Last edited by Joe C; 12-01-2015 at 07:12 AM.
#19
Melting Slicks
What kind of lube are you using? I have never used ARP assembly lube but I have herd of people having problems with it. There are lower torque values for lubed vs dry, but your not even close to the final torque value. I'd call ARP they might at least sell you just the damaged bolts for less than the whole kit. They may even want you to send them the damaged bolts to test. ARP makes good stuff but when you produce tons of something some bad parts do get thru. If they do want the bolts, they can test sections of it and find out if it's defective or user error.
#20
FWIW, I used the ARP assembly lube without issues - to be honest, I think it's the same as another assembly lube. for thread sealant, also ARP. one thing I did do, is clean the bolts prior to using the lube and sealant. ARP's come with some sort of corrosion resisting coating, and ARP tech support said the coating is compatible with assembly lube, but told me to clean the threads prior to using sealant. I went ahead and solvent cleaned all the bolts before use. my L98 was my first experience with ARP head bolts, and I did not experience any problems. in the past, I pretty much used new OE hardware.

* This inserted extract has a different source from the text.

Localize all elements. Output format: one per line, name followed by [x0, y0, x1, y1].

i'm not sure how thread sealant on the threads would affect torque values, but i'm thinking assembly lube under the washer shouldn't. any kind of lubricant on the thread could cause, up to a 20% error in torque values. any error, whether caused by lube or sealant, I wouldn't think would contribute to the kind of bolt damage we're seeing here.
one more question to the OP - the ID of the washers are beveled on one side - are the washers oriented correctly to the bolt head? the beveled side of the washer to the underside of the bolt flange - IMPORTANT! just trying to think outside the box.
i'm not sure how thread sealant on the threads would affect torque values, but i'm thinking assembly lube under the washer shouldn't. any kind of lubricant on the thread could cause, up to a 20% error in torque values. any error, whether caused by lube or sealant, I wouldn't think would contribute to the kind of bolt damage we're seeing here.
one more question to the OP - the ID of the washers are beveled on one side - are the washers oriented correctly to the bolt head? the beveled side of the washer to the underside of the bolt flange - IMPORTANT! just trying to think outside the box.
Last edited by Joe C; 12-01-2015 at 09:04 AM.